Files
swarm-master/docs/openvino-vlm-audio-wakeword-feasibility.md
T
2026-06-04 13:07:51 -07:00

16 KiB

OpenVINO/NPU VLM, audio, and wake-word feasibility

Date: 2026-06-04 Scope: feasibility/spec only for lower-priority assistant sidecars. This document does not enable services, alter Atlas/Hermes/gateway routing, mutate RAG/Chroma/vector collections, or process private document/image directories.

Existing baseline and constraints

Live baseline discovered by parent task:

  • RAG endpoint: 127.0.0.1:18810
  • RAG health wrapper: 127.0.0.1:18814
  • Whisper OpenVINO NPU: 127.0.0.1:18816
  • OpenVINO embeddings: 127.0.0.1:18817
  • Prototype ports currently reserved/not live: reranker :18818, classifier/router :18819, GenAI worker :18820, optional doc/image triage :18829

Local NPU runtime snapshot from the feasibility run:

  • /home/will/.venvs/npu has openvino==2026.2.0 and openvino-genai==2026.2.0.0.
  • openvino.Core().available_devices reports CPU, GPU.0, GPU.1, and NPU.
  • NPU device name: Intel(R) AI Boost.
  • NPU claims must be verified by positive /sys/class/accel/accel0/device/npu_busy_time_us deltas around inference.

External release/project signals checked:

  • OpenVINO 2026.2.0 release notes mention broader GenAI coverage and VLM samples, but the VLM acceleration notes are CPU/GPU-oriented; they do not provide a clear low-risk NPU VLM path.
  • Prior OpenVINO release notes/search results mention OpenVINO Model Server VLM support for Qwen2-VL, Phi-3.5-Vision, and InternVL2.
  • openWakeWord is an active Apache-2.0 local wake-word framework with ONNX Runtime/TFLite support, pre-trained wake-word models, optional VAD, and 16 kHz PCM streaming examples.
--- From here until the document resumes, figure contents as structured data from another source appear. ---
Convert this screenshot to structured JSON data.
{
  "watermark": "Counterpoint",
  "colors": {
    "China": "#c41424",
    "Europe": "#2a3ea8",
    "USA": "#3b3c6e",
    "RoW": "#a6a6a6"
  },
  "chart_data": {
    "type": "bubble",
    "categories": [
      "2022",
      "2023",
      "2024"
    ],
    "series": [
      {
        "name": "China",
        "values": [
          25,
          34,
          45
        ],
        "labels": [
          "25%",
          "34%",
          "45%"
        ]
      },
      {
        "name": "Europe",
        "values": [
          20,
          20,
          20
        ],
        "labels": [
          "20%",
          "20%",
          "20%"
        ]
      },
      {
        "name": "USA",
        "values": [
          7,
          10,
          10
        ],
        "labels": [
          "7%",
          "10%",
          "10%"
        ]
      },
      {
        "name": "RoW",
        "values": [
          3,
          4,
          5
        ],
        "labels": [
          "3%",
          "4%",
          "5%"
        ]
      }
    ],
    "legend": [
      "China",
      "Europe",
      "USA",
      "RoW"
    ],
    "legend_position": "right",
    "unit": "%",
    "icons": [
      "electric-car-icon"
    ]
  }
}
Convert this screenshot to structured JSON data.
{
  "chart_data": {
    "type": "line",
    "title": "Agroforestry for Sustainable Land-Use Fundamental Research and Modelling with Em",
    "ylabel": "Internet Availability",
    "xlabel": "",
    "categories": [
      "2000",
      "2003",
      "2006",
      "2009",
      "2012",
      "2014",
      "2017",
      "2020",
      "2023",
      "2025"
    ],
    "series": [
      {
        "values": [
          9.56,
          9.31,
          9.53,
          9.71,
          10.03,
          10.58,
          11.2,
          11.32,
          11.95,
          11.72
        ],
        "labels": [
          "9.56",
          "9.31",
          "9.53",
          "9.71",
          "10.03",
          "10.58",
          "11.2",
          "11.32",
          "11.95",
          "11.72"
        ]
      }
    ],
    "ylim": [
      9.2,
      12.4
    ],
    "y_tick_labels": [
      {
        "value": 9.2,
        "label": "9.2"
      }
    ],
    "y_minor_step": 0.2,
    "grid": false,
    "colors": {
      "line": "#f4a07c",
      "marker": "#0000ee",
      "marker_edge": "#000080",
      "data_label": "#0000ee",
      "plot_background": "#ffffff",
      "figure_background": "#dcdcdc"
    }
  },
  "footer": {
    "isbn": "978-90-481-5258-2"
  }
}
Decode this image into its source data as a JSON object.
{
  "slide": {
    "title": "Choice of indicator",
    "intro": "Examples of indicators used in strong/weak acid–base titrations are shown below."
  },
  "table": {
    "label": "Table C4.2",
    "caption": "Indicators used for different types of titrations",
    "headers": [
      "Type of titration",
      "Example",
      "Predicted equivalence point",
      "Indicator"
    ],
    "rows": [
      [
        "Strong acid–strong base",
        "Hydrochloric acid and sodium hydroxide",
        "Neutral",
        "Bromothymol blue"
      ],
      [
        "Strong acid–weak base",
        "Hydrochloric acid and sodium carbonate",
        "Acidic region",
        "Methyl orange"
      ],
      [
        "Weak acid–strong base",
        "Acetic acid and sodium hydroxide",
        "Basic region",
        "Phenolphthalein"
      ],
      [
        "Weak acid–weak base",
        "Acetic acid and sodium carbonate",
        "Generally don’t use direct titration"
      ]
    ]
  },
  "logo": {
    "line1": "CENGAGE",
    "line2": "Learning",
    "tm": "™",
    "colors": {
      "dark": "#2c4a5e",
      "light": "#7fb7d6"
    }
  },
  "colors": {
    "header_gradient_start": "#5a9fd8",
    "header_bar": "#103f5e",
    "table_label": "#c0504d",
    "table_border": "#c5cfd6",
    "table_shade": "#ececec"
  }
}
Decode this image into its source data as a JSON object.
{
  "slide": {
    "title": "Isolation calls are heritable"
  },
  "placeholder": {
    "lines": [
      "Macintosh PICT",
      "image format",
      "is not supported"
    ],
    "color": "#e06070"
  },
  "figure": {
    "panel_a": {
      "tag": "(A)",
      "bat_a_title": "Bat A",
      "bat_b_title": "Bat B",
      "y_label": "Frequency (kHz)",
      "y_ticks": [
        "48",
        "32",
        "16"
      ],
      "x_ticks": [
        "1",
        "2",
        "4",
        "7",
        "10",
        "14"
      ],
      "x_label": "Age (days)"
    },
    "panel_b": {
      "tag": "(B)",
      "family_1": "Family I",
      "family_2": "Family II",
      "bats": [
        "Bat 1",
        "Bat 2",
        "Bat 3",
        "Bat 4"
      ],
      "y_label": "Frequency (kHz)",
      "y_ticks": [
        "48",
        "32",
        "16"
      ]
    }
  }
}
It is not installed in the current NPU venv.

Recommendation summary

Lane Recommendation Priority Why
VLM / image captioning Defer NPU-first VLM. If pursued, prototype CPU/GPU VLM CLI first, then attempt NPU only after model/runtime compatibility is proven. Low NPU support for VLMs is not clearly mature in the current OpenVINO public notes; VLMs are memory/op-shape heavy; failures could be slow and noisy. Existing doc/image triage already covers practical local image metadata without a full VLM.
Lightweight image classification / caption fallback Extend the existing openvino-doc-image-triage-npu lane before adding a new service. Medium-low It already has privacy boundaries, synthetic fixtures, CLI/server split, and NPU proof through embeddings. Add static-shape classifier only if a later task needs image labels beyond rule fallback.
Audio classification Defer until a concrete assistant workflow needs it. Consider CPU/GPU/OpenVINO Runtime prototype using Speech Commands/ESC-style classifier before any daemon. Low Whisper NPU already covers transcription. Generic audio tags are less useful without a routing/product requirement and need dataset-specific threshold tuning.
Wake word Worth a small CPU-only local smoke prototype; do not spend NPU time first. Medium Wake-word detection must be always-on, tiny, and reliable. CPU openWakeWord/ONNX/TFLite is the lowest-risk path and avoids starving existing NPU Whisper/embedding services. NPU use is only worth testing after CPU false-positive/latency behavior is acceptable.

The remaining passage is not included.